The Challenge –
Zinc Group are a Debt Collection Company specialising in Blue Chip Companies’ collections and were using Elsbeth, on premises, for their predictive dialler platform. Unfortunately, Zinc Group faced numerous challenges with Elsbeth as a provider. These included;
- Support below Zinc Group’s expected standards
- Stability issues
- Lack of efficiency from staff
- Compliance issues caused by call recordings being removed after a month
- Non-configurable real-time statistics
- Concerns over historic hardware
- Mediocre performance in terms of average ready times and live persons connects per day
Zinc Group knows the value of a predictive dialler; however, they felt the issues with Elsbeth were hindering the collections performance of the business too much. For this reason, they decided to look at alternative suppliers. The outbound collections department of Zinc Group is pivotal to the company’s success. Therefore, they were adamant that their next supplier not only have the right product, but also be the best company to work with
The Process –
Zinc Group were experienced users of predictive diallers, so they knew what they wanted, as well as what to watch out for. After the procurement process, Zinc Group were pleased and impressed with the total solution offered by the MaxContact Team.
The Result –
In addition to the increase in performance and stability, Zinc Group have utilised the additional features MaxContact had to offer.
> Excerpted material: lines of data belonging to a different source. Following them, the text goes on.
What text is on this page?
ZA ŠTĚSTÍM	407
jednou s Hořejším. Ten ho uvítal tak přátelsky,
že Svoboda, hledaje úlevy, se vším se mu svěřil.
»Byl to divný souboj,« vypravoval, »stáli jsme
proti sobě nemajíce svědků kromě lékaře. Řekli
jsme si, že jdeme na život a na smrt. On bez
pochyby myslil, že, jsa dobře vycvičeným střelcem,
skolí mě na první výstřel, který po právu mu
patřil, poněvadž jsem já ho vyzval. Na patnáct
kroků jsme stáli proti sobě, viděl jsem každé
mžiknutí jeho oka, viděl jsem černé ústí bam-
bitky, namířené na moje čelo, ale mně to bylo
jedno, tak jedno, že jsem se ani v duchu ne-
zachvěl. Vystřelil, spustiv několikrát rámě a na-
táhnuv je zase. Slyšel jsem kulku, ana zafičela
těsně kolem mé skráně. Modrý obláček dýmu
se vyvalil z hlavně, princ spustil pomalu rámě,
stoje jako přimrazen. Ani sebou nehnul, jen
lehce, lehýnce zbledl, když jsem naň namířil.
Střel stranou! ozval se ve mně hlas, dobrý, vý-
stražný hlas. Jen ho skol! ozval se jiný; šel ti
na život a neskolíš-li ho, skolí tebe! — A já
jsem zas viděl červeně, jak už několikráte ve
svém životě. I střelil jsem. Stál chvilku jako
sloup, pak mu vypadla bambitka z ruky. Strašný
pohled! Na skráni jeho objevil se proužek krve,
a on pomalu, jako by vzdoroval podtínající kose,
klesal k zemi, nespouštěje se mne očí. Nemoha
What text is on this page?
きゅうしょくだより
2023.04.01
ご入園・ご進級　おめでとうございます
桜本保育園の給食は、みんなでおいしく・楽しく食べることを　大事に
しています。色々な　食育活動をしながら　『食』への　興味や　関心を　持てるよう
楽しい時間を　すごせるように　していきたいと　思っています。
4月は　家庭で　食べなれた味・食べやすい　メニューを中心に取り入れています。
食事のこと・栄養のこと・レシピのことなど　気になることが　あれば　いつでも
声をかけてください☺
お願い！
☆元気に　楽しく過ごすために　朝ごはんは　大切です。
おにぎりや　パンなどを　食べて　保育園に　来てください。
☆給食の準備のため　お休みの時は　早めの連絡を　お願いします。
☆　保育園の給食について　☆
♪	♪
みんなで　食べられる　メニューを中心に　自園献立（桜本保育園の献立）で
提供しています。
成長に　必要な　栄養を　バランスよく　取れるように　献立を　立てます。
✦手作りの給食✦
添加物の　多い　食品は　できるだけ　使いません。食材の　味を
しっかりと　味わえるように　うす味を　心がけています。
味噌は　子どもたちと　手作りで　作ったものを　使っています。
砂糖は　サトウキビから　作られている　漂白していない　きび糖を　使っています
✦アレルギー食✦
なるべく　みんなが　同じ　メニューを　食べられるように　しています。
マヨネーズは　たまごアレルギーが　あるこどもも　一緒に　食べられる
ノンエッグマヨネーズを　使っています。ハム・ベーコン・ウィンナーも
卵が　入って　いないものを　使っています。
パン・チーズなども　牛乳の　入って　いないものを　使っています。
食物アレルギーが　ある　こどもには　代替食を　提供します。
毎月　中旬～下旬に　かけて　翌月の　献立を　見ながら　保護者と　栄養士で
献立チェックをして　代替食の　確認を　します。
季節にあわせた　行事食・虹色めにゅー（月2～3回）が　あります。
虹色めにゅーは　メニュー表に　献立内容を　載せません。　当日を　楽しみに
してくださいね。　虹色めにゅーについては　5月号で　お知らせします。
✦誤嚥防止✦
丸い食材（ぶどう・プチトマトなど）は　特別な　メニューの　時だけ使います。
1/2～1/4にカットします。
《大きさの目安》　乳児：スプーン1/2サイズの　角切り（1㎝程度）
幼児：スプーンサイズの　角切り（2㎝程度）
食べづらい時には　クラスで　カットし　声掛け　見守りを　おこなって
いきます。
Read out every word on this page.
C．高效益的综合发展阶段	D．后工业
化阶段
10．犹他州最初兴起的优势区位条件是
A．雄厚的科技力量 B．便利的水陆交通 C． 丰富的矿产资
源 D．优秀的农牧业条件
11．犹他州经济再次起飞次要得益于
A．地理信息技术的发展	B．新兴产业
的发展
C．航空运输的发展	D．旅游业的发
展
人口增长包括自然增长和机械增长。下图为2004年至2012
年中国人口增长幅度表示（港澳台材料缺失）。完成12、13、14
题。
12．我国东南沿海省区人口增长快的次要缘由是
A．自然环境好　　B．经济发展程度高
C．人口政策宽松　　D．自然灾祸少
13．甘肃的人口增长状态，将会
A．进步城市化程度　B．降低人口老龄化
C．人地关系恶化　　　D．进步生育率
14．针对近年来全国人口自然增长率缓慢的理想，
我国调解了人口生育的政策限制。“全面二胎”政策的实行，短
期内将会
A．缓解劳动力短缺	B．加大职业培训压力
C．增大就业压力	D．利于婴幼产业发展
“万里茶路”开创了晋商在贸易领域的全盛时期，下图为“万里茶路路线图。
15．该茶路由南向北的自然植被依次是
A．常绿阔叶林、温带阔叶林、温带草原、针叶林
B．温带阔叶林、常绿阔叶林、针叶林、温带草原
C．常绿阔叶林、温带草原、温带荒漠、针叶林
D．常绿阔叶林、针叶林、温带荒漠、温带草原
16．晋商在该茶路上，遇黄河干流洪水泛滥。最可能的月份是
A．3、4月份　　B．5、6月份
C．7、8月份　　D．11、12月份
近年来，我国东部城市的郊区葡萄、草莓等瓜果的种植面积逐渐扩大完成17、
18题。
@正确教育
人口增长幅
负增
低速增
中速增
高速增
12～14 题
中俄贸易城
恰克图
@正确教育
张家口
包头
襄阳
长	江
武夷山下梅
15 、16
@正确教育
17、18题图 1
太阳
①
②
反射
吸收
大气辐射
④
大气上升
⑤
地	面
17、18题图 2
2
Before the switch to MaxContact, Zinc Group’s statistics were minimal, and reporting was poor, which hindered their ability to drive performance through change and different collection strategies. Since the switch, MaxContact’s reporting suite and real time configurable dashboards have helped Zinc Group to spot issues, improve training and target specific collection strategies, producing exceptional results and delighting their clients.
“The best day for Zinc, using the old system, was 260 payments/arrangements with 65 agents (4 each). Yesterday we managed 455 with the same number of agents; we can’t wait to see the results when we get more familiar with the system.”